March 25, 2012
Wanting to get back in the kitchen to do some baking after a notable absence, I stumbled across this recipe shortly before St. Patrick’s Day: chocolate stout cupcakes with Irish whiskey filling. Huzzah! In other words, an Irish car bomb in cupcake form. For the uninitiated, an Irish car bomb drink is a nearly lethal concoction composed of stout beer, typically Guinness, Irish whiskey and Bailey’s Irish cream. The beer is poured in a glass and then a shot glass full of Bailey’s Irish cream topped with Irish whiskey is then dropped into the beer, after which, one proceeds to drink the entire drink at once. Come to find out, the irony of this drink, according to the always-accurate Wikipedia, is that it is virtually unheard of in Ireland and, if ordered, can be met with confusion or anger (car bombs are a sensitive subject there).

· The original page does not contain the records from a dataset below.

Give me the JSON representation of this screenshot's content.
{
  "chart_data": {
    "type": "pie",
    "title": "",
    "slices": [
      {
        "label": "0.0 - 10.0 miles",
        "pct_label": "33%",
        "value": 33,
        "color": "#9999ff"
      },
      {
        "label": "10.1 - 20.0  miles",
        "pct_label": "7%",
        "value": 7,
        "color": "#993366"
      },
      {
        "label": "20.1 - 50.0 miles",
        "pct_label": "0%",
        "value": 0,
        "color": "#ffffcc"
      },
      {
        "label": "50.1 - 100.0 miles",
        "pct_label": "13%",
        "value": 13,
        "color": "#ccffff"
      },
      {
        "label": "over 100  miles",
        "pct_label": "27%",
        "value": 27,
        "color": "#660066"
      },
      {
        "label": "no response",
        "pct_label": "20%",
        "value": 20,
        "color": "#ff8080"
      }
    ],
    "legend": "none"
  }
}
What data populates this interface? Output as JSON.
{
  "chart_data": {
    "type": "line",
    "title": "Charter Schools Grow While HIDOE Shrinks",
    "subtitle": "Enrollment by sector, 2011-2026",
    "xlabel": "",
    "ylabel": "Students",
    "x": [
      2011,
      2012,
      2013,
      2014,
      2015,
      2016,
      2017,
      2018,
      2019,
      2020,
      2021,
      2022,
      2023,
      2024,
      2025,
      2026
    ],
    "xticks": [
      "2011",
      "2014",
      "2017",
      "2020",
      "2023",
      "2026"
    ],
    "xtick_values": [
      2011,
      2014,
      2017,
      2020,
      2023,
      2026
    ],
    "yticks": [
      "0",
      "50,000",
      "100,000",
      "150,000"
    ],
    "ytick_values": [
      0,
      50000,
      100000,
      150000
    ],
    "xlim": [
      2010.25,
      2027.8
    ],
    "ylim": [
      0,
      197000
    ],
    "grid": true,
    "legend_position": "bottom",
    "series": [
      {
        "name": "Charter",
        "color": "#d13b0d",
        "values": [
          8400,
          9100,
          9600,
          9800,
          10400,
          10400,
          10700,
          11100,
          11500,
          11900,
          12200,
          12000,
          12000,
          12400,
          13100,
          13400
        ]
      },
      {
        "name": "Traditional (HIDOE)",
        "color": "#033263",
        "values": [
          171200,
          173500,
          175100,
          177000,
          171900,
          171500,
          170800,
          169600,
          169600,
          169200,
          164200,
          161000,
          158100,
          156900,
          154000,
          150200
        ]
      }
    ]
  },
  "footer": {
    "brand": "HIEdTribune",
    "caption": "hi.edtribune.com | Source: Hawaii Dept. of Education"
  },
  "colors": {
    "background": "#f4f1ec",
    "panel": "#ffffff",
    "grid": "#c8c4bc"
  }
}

So, why then, would I decide to make cupcakes based on a drink typically unknown in Ireland to celebrate one of that country’s most hallowed holidays? Because the individual ingredients of an Irish car bomb are delightful in drink form and could only be elevated to near perfection as a cupcake, that’s why. And, the party I was attending was going to be mostly full of a bit older people, so I was rationalizing that many wouldn’t have ever heard of an Irish car bomb drink to begin with and wouldn’t know its insignificance in Irish culture, anyway. All they would know is they were eating an awesome homemade cupcake that sounded like it was right out of a St. Patrick’s Day celebration playbook, courtesy of their swell pal Rachel. That was my thinking anyway.
I found the recipe on the Serious Eats website. (Unpaid endorsement: If you enjoy Sugar Talk, baking, cooking and or reading in general, get yourself over to that website and subscribe to its weekly e-newsletter.) I followed the recipe more or less as written with the following exception: I used Murphy’s Stout instead of Guinness. Other notes of interest:
- The recipe indicates it will make 24 cupcakes, however, I filled the cupcake liners to nearly full and had enough batter only for 20 cupcakes. I made a second, half batch and reduced the fill level to about two-thirds and still only had 10 cupcakes. So, I think you would be hard pressed to get 24 cupcakes out of this recipe.
- The cooking time was exactly 20 minutes.
- Fair disclosure (to my readers, not the eaters): I used Scotch whiskey, not Irish whiskey. I think someone would need to have an incredibly sophisticated palate to know the difference. Let’s just put it this way, I didn’t get any complaints.
- The recipe indicates that you can/should double the frosting recipe if you prefer a lot of frosting on each cupcake. I doubled the frosting recipe and made a batch and a half (30 cupcakes total) and still had leftover frosting. You would need to put an almost unappealing amount of frosting on each cupcake if you were to double the recipe and use it just for 20-24 cupcakes. Don’t double the frosting recipe.
Care to take a look at how it went? Here you go:
Getting the cupcakes ready for the filling. Notice the perfectly cut out center area? Not the work of my steady hand, but yet another kitchen gadget for the gadget drawer: the cupcake corer, made specifically for the purpose of disemboweling cupcakes. I got mine at Williams-Sonoma for only five bucks so, really, I couldn’t resist.